Check into purchasing a service contract from your OS vendor to provide you with patches, upgrades, and other customer assistance.

Visit the website of your OS or software manufacturer for patches and upgrades.

Microsoft Windows offers an automatic update feature with its OS. It's free and will activate any time a new Windows patch is released.

Subscribe to advisory and alert lists. These will alert you to any new software updates or patches that are released.

Sign up for independent bug-tracking sources, such as the CERT Coordination Center's Advisory List or the BugTraq mailing list.

Patch early and often
A patch can be an upgrade (adding increased features), a bug fix, a new hardware driver, or an update to address new issues such as security or stability problems. You can download most patches for free. In some cases, only registered users may get certain upgrades. At other times the only way to upgrade is to purchase the newer version at a discounted upgrade price (requiring a reinstallation of the program). Usually, you can install a patch over the top of an existing program.

Apply patches, monitor updates, and make necessary upgrades to operating systems and software. Manufacturers of operating systems and software often release security patches as they find and fix problems.

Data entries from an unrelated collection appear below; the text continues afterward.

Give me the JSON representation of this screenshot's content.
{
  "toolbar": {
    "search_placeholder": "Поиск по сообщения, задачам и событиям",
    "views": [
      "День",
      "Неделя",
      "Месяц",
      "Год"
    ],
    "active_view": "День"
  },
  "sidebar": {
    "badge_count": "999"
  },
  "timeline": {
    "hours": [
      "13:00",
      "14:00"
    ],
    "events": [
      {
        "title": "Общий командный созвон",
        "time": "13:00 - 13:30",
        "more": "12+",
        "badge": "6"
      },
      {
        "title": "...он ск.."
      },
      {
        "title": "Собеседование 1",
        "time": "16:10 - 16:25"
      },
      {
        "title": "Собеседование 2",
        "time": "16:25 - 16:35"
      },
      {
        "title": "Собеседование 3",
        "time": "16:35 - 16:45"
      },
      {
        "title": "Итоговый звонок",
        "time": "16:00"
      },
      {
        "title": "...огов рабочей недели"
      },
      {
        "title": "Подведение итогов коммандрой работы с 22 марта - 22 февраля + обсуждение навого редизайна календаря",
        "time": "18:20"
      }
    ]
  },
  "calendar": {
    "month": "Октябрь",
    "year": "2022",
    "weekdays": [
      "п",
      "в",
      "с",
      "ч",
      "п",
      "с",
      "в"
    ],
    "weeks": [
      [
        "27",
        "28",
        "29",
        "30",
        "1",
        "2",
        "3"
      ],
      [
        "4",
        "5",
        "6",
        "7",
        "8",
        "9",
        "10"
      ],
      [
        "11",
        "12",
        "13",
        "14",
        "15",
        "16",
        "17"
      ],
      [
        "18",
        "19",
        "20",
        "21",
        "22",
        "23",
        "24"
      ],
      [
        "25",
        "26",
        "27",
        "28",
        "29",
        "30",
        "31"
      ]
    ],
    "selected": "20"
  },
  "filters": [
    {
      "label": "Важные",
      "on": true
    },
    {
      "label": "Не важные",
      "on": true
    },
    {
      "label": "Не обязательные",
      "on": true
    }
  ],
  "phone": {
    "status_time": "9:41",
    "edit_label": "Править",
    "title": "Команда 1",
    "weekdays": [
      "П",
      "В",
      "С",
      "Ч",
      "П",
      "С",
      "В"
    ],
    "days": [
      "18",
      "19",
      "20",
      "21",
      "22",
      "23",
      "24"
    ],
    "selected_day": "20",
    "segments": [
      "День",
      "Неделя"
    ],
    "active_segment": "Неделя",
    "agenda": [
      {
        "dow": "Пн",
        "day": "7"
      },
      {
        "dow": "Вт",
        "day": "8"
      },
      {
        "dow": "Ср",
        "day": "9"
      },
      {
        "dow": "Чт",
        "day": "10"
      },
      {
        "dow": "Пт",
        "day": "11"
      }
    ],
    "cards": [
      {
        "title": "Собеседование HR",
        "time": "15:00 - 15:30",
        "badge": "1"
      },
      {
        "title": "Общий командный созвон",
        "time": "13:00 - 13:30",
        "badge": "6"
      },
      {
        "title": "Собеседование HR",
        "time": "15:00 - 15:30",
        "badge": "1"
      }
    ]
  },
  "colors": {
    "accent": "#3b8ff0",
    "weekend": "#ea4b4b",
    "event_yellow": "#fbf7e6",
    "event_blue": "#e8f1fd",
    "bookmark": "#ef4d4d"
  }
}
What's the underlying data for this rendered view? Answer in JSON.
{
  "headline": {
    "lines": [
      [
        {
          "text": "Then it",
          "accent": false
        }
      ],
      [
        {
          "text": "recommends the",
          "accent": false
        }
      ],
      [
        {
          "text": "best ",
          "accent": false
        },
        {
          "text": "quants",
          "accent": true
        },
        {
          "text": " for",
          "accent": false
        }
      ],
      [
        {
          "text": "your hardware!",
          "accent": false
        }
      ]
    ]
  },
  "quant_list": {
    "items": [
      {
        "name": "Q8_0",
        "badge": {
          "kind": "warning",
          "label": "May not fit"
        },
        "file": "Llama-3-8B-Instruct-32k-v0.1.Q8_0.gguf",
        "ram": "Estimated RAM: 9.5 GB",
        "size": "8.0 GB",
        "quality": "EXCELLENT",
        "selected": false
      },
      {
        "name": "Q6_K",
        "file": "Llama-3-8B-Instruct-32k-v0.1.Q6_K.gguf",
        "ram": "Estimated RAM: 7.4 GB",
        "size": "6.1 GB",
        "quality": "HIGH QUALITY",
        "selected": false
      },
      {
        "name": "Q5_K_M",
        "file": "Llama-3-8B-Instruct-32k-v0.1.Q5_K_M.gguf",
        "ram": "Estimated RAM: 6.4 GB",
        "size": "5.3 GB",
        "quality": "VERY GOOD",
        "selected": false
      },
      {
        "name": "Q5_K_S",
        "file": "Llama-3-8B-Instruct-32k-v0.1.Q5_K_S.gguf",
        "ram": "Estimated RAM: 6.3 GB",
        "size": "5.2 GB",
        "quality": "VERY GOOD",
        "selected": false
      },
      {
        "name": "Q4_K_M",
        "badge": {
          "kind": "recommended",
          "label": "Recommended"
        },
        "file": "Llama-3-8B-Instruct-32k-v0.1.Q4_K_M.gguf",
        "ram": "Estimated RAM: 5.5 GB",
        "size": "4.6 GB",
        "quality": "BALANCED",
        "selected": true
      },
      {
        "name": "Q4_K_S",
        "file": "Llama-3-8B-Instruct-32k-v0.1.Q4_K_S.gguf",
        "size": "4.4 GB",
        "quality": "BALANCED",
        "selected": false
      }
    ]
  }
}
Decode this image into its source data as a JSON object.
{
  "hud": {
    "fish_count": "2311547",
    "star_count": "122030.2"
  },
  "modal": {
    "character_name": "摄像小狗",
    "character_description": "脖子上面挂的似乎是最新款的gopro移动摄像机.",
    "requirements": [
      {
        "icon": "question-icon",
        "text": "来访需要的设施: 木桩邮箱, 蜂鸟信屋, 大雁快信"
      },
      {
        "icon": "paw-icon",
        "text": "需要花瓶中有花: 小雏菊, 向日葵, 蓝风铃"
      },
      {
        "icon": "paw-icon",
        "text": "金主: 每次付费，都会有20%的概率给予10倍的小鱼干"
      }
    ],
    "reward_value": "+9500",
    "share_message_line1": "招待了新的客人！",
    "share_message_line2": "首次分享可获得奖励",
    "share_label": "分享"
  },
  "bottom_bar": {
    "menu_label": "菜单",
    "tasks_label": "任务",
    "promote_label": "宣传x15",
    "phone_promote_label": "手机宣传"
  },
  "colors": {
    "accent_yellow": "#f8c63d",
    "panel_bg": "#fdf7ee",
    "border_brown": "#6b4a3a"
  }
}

Run antivirus software and keep virus definitions current. Make sure security patches are up-to-date.

Apply the latest security patches to email clients and web browsers.

When identifying vulnerabilities, make sure you don't overlook systems that are perceived as "less critical." Many intrusions enter through seemingly less-critical holes. After the intruders gain access, they will use that entry as a springboard into more critical applications. Remember, anything that is exposed is mission-critical.

As a preventative measure, back up your system and data at least once a month. Create two backups each time, storing them in separate places, one of which is outside your home. And make sure you have an emergency recovery disk as well.

Conclusion
There will always be new vulnerabilities-no matter how current your operating system or software is. Keeping your computer up-to-date by installing patches is the best defense against intruders. It's a relatively easy solution to a highly preventable security problem.